5月11日(金曜日)に、日中知事省長フォーラムが3年ぶりに開催されました。過去に中国で1度、東京で1度開催したところでありますが、今回は、北海道札幌市での開催となりました。
札幌市に決まった背景には、今回特別にこのフォーラムに出席された中国の李克強(り こくきょう)首相が、北海道の視察を希望されたためとも聞いています。
また、李首相をお迎えするため、安倍総理も出席するということになり、日中両国の首相が出席する極めて豪華なフォーラムになりました。
一方、フォーラム終了後に、安倍総理が案内するという形で李首相の北海道視察がなされたので、結果的にそちらの方が大きなニュースとなり、フォーラムそのものの扱いは小さくなってしまいました。

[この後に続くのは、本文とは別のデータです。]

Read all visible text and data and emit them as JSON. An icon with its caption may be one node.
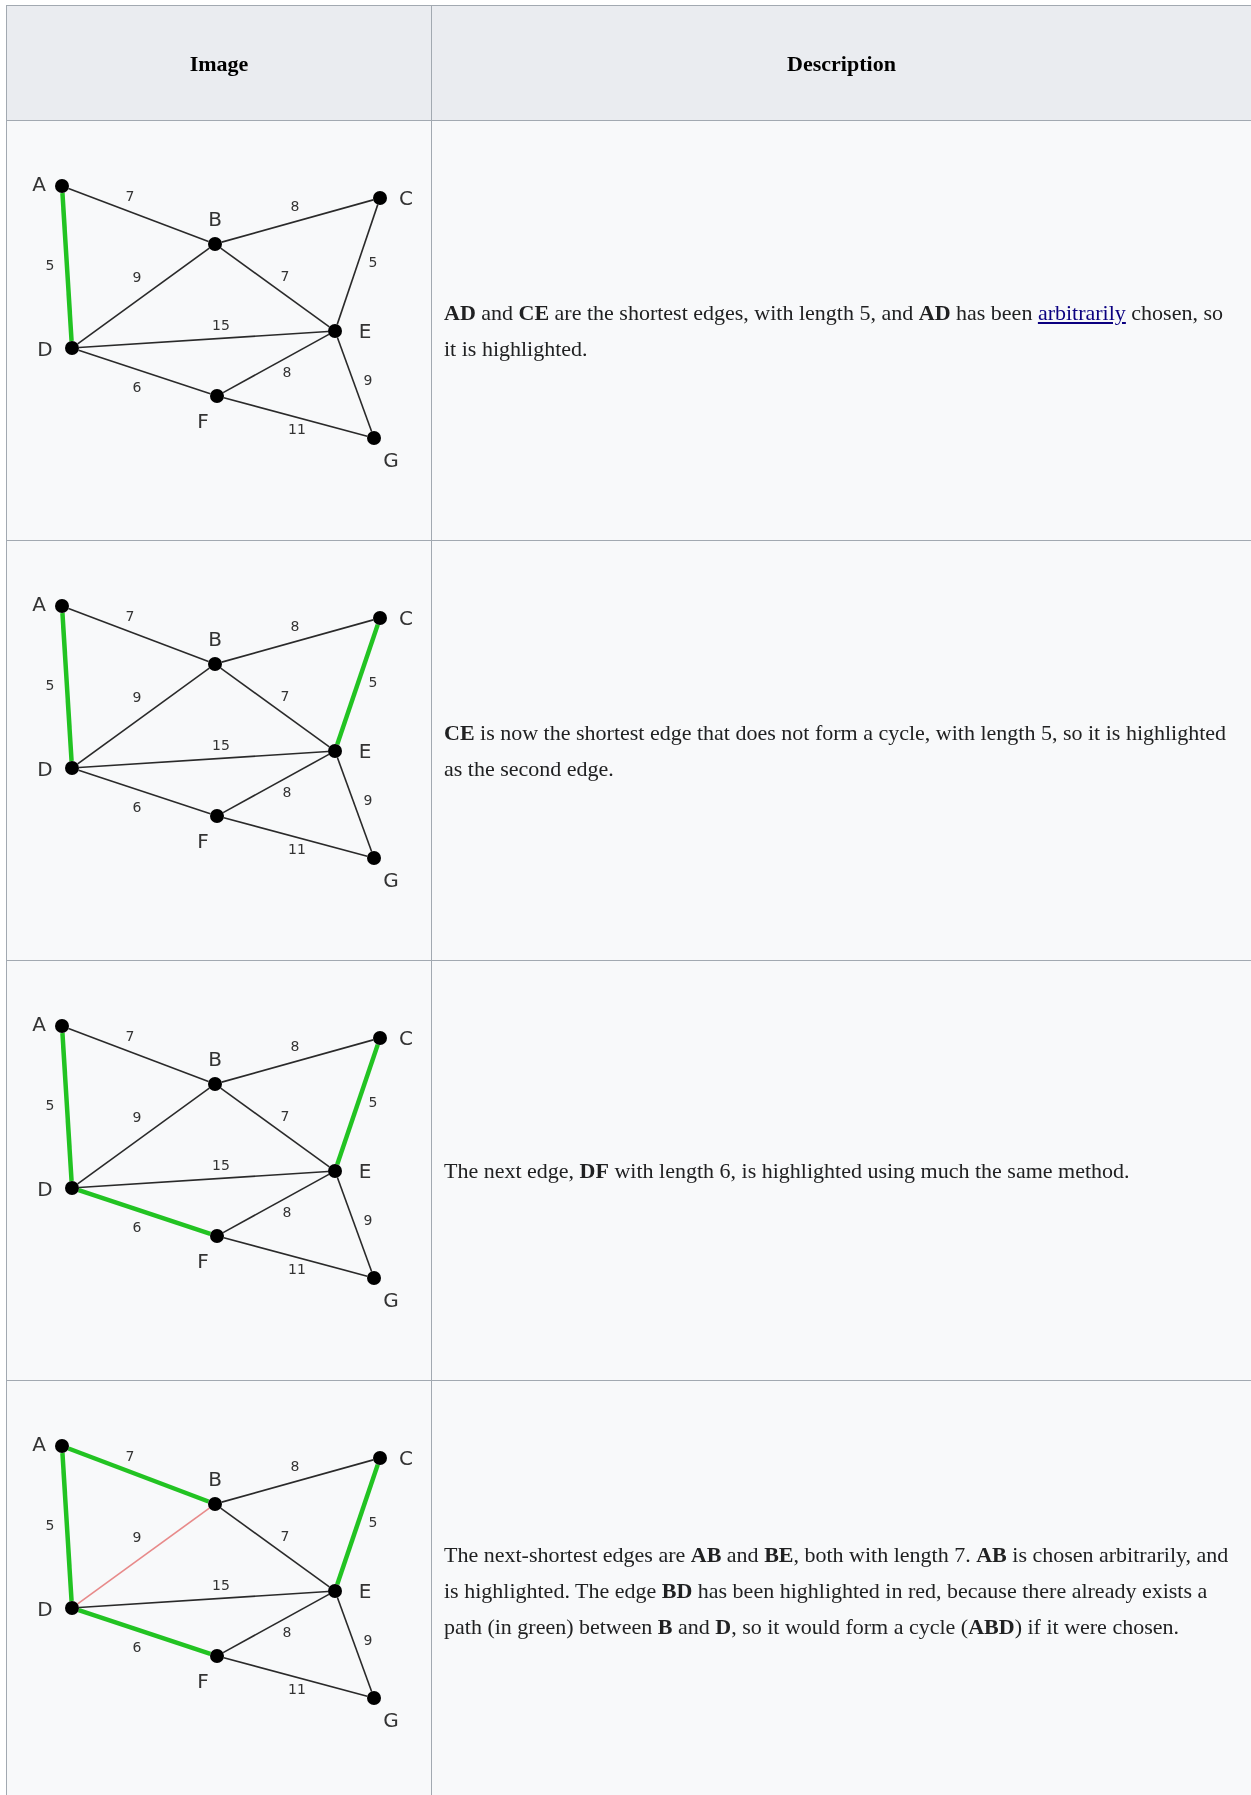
{
  "diagram": {
    "nodes": [
      {
        "text": [
          "A"
        ]
      },
      {
        "text": [
          "B"
        ]
      },
      {
        "text": [
          "C"
        ]
      },
      {
        "text": [
          "D"
        ]
      },
      {
        "text": [
          "E"
        ]
      },
      {
        "text": [
          "F"
        ]
      },
      {
        "text": [
          "G"
        ]
      },
      {
        "text": [
          "A"
        ]
      },
      {
        "text": [
          "B"
        ]
      },
      {
        "text": [
          "C"
        ]
      },
      {
        "text": [
          "D"
        ]
      },
      {
        "text": [
          "E"
        ]
      },
      {
        "text": [
          "F"
        ]
      },
      {
        "text": [
          "G"
        ]
      },
      {
        "text": [
          "A"
        ]
      },
      {
        "text": [
          "B"
        ]
      },
      {
        "text": [
          "C"
        ]
      },
      {
        "text": [
          "D"
        ]
      },
      {
        "text": [
          "E"
        ]
      },
      {
        "text": [
          "F"
        ]
      },
      {
        "text": [
          "G"
        ]
      },
      {
        "text": [
          "A"
        ]
      },
      {
        "text": [
          "B"
        ]
      },
      {
        "text": [
          "C"
        ]
      },
      {
        "text": [
          "D"
        ]
      },
      {
        "text": [
          "E"
        ]
      },
      {
        "text": [
          "F"
        ]
      },
      {
        "text": [
          "G"
        ]
      }
    ],
    "edges": [
      {
        "from": 0,
        "to": 1,
        "arrow": "none",
        "label": "7"
      },
      {
        "from": 1,
        "to": 2,
        "arrow": "none",
        "label": "8"
      },
      {
        "from": 0,
        "to": 3,
        "arrow": "none",
        "label": "5",
        "style": "thick",
        "color": "#22c322"
      },
      {
        "from": 1,
        "to": 3,
        "arrow": "none",
        "label": "9"
      },
      {
        "from": 1,
        "to": 4,
        "arrow": "none",
        "label": "7"
      },
      {
        "from": 2,
        "to": 4,
        "arrow": "none",
        "label": "5"
      },
      {
        "from": 3,
        "to": 4,
        "arrow": "none",
        "label": "15"
      },
      {
        "from": 3,
        "to": 5,
        "arrow": "none",
        "label": "6"
      },
      {
        "from": 4,
        "to": 5,
        "arrow": "none",
        "label": "8"
      },
      {
        "from": 4,
        "to": 6,
        "arrow": "none",
        "label": "9"
      },
      {
        "from": 5,
        "to": 6,
        "arrow": "none",
        "label": "11"
      },
      {
        "from": 7,
        "to": 8,
        "arrow": "none",
        "label": "7"
      },
      {
        "from": 8,
        "to": 9,
        "arrow": "none",
        "label": "8"
      },
      {
        "from": 7,
        "to": 10,
        "arrow": "none",
        "label": "5",
        "style": "thick",
        "color": "#22c322"
      },
      {
        "from": 8,
        "to": 10,
        "arrow": "none",
        "label": "9"
      },
      {
        "from": 8,
        "to": 11,
        "arrow": "none",
        "label": "7"
      },
      {
        "from": 9,
        "to": 11,
        "arrow": "none",
        "label": "5",
        "style": "thick",
        "color": "#22c322"
      },
      {
        "from": 10,
        "to": 11,
        "arrow": "none",
        "label": "15"
      },
      {
        "from": 10,
        "to": 12,
        "arrow": "none",
        "label": "6"
      },
      {
        "from": 11,
        "to": 12,
        "arrow": "none",
        "label": "8"
      },
      {
        "from": 11,
        "to": 13,
        "arrow": "none",
        "label": "9"
      },
      {
        "from": 12,
        "to": 13,
        "arrow": "none",
        "label": "11"
      },
      {
        "from": 14,
        "to": 15,
        "arrow": "none",
        "label": "7"
      },
      {
        "from": 15,
        "to": 16,
        "arrow": "none",
        "label": "8"
      },
      {
        "from": 14,
        "to": 17,
        "arrow": "none",
        "label": "5",
        "style": "thick",
        "color": "#22c322"
      },
      {
        "from": 15,
        "to": 17,
        "arrow": "none",
        "label": "9"
      },
      {
        "from": 15,
        "to": 18,
        "arrow": "none",
        "label": "7"
      },
      {
        "from": 16,
        "to": 18,
        "arrow": "none",
        "label": "5",
        "style": "thick",
        "color": "#22c322"
      },
      {
        "from": 17,
        "to": 18,
        "arrow": "none",
        "label": "15"
      },
      {
        "from": 17,
        "to": 19,
        "arrow": "none",
        "label": "6",
        "style": "thick",
        "color": "#22c322"
      },
      {
        "from": 18,
        "to": 19,
        "arrow": "none",
        "label": "8"
      },
      {
        "from": 18,
        "to": 20,
        "arrow": "none",
        "label": "9"
      },
      {
        "from": 19,
        "to": 20,
        "arrow": "none",
        "label": "11"
      },
      {
        "from": 21,
        "to": 22,
        "arrow": "none",
        "label": "7",
        "style": "thick",
        "color": "#22c322"
      },
      {
        "from": 22,
        "to": 23,
        "arrow": "none",
        "label": "8"
      },
      {
        "from": 21,
        "to": 24,
        "arrow": "none",
        "label": "5",
        "style": "thick",
        "color": "#22c322"
      },
      {
        "from": 22,
        "to": 24,
        "arrow": "none",
        "label": "9",
        "color": "#e88a8a"
      },
      {
        "from": 22,
        "to": 25,
        "arrow": "none",
        "label": "7"
      },
      {
        "from": 23,
        "to": 25,
        "arrow": "none",
        "label": "5",
        "style": "thick",
        "color": "#22c322"
      },
      {
        "from": 24,
        "to": 25,
        "arrow": "none",
        "label": "15"
      },
      {
        "from": 24,
        "to": 26,
        "arrow": "none",
        "label": "6",
        "style": "thick",
        "color": "#22c322"
      },
      {
        "from": 25,
        "to": 26,
        "arrow": "none",
        "label": "8"
      },
      {
        "from": 25,
        "to": 27,
        "arrow": "none",
        "label": "9"
      },
      {
        "from": 26,
        "to": 27,
        "arrow": "none",
        "label": "11"
      }
    ],
    "labels": [
      "Image",
      "Description",
      "**AD** and **CE** are the shortest edges, with length 5, and **AD** has been",
      "arbitrarily",
      "chosen, so it is highlighted.",
      "**CE** is now the shortest edge that does not form a cycle, with length 5, so it is highlighted as the second edge.",
      "The next edge, **DF** with length 6, is highlighted using much the same method.",
      "The next-shortest edges are **AB** and **BE**, both with length 7. **AB** is chosen arbitrarily, and is highlighted. The edge **BD** has been highlighted in red, because there already exists a path (in green) between **B** and **D**, so it would form a cycle (**ABD**) if it were chosen."
    ]
  }
}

そういう点では残念でした。

中国側からは、議長役の李小林(り しょうりん)中国人民対外友好協会会長をはじめ、尹力(いん りき)四川省長、許勤(きょ きん)河北省長、唐一軍(とう いちぐん)遼寧省長、王文涛(おう ぶんとう)黒竜江省代理省長、呉忠琼(ご ちゅうぎょう)江西省副省長が出席されました。

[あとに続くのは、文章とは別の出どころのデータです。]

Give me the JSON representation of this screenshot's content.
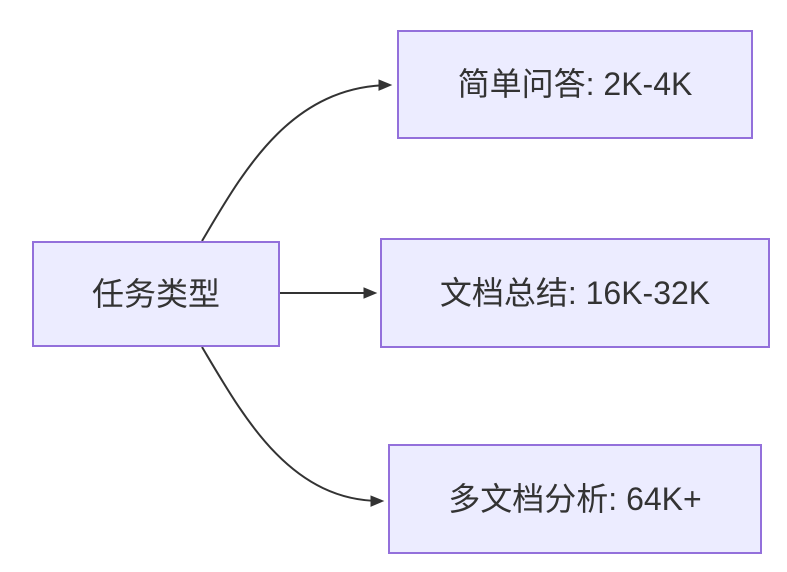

また、日本側からは、議長役である私のほか、開催地である高橋 はるみ(たかはし はるみ)北海道知事、達増 拓也(たっそ たくや)岩手県知事、吉村 美栄子(よしむら みえこ)山形県知事、川勝 平太(かわかつ へいた)静岡県知事、石井 隆一(いしい たかかず)富山県知事、平井 伸治(ひらい しんじ)鳥取県知事といった知事が出席して意見交換の場を持ちました。

日本側は比較的、国とは別の形での知事会あるいは地方自治体が独自の交流を行っていますが、中央集権的な考え方の強い中国側では、地方はよくも悪くも中央の意向に沿った形で動いています。このため、中国では、国同士がギクシャクしているときは、地方も中央に遠慮して交流しないことになりますし、逆に国同士が友好ムードになれば、地方も熱心に交流するというのが実情です。

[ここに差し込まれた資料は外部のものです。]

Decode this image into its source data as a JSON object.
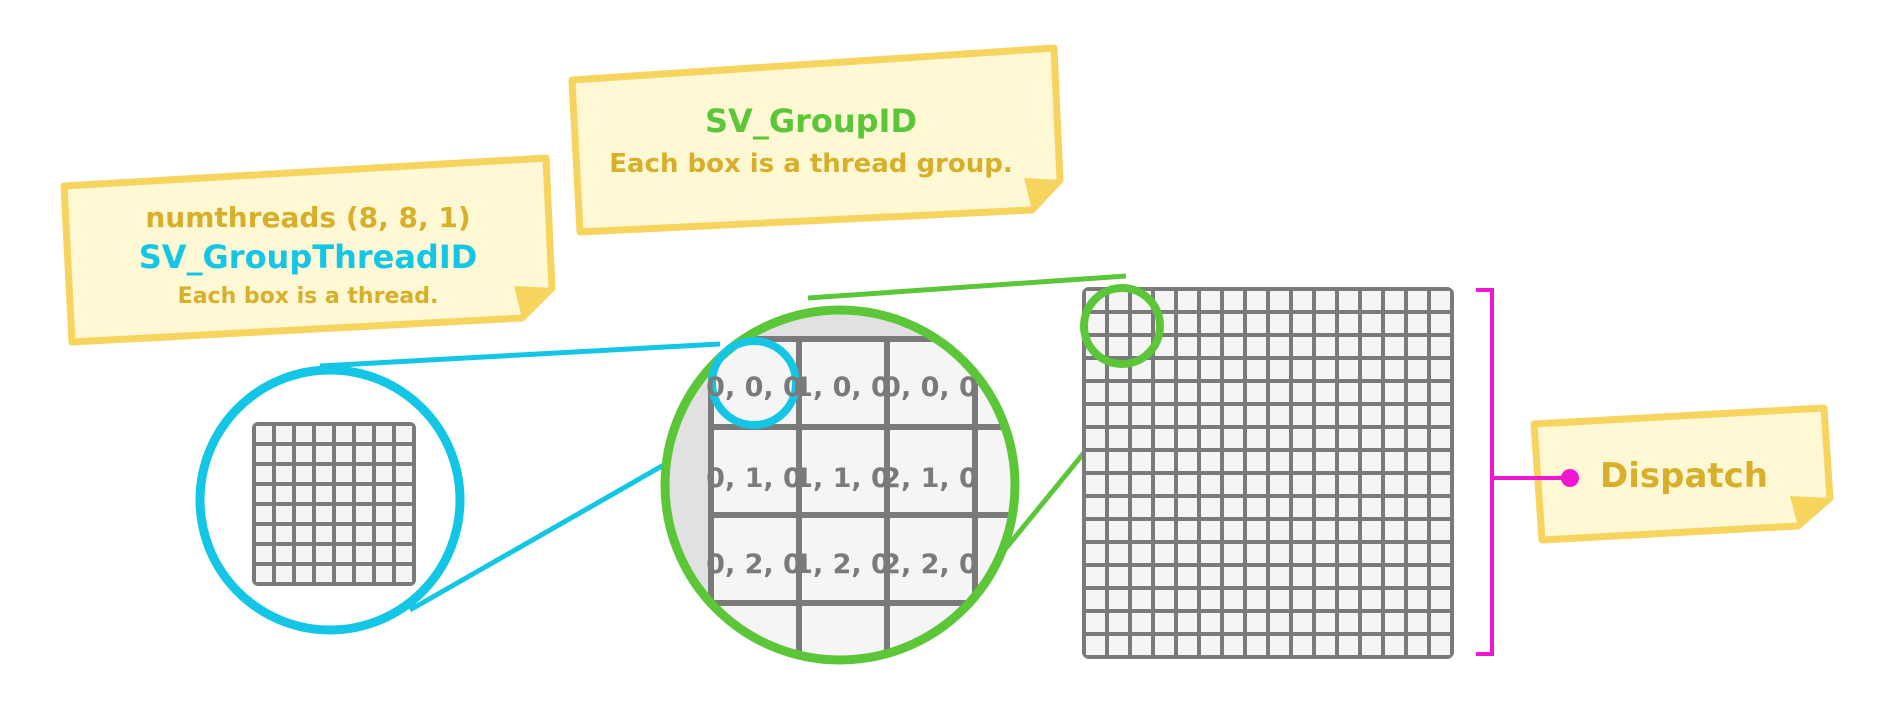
{
  "notes": {
    "groupid": {
      "title": "SV_GroupID",
      "subtitle": "Each box is a thread group."
    },
    "groupthreadid": {
      "line1": "numthreads (8, 8, 1)",
      "title": "SV_GroupThreadID",
      "subtitle": "Each box is a thread."
    },
    "dispatch": {
      "label": "Dispatch"
    }
  },
  "zoom_cells": [
    [
      "0, 0, 0",
      "1, 0, 0",
      "0, 0, 0"
    ],
    [
      "0, 1, 0",
      "1, 1, 0",
      "2, 1, 0"
    ],
    [
      "0, 2, 0",
      "1, 2, 0",
      "2, 2, 0"
    ]
  ],
  "colors": {
    "note_fill": "#FEF8D4",
    "note_border": "#F6D45E",
    "note_text": "#D7AF2A",
    "green": "#5CC639",
    "cyan": "#13C6E6",
    "magenta": "#F017D2",
    "grid_gray": "#7A7A7A",
    "cell_fill": "#F5F5F5"
  }
}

フォーラムでは、それぞれの県・省が現在までの交流の実績やこれからの交流の在り方などについて発表し、その後、意見交換をしました。
国と国との間では国益がぶつかるために、困難なことが多くなったりしますが、地方は直接利害がぶつかったりはしません。そうした部分を生かして正に草の根交流を確かなものにしながら、底流において友好を築いていくということが極めて重要だと思います。
いかに優れた肥沃な土地でも、常に耕しておかなければ良い作物を実らすことはできません。そういう意味での土を耕す役目は地方にあるのかもしれません。
今回は、やや時間不足の感がありましたが、このような機会を一つ一つ積み上げることで、地方としての役割を果たしていきたいと思います。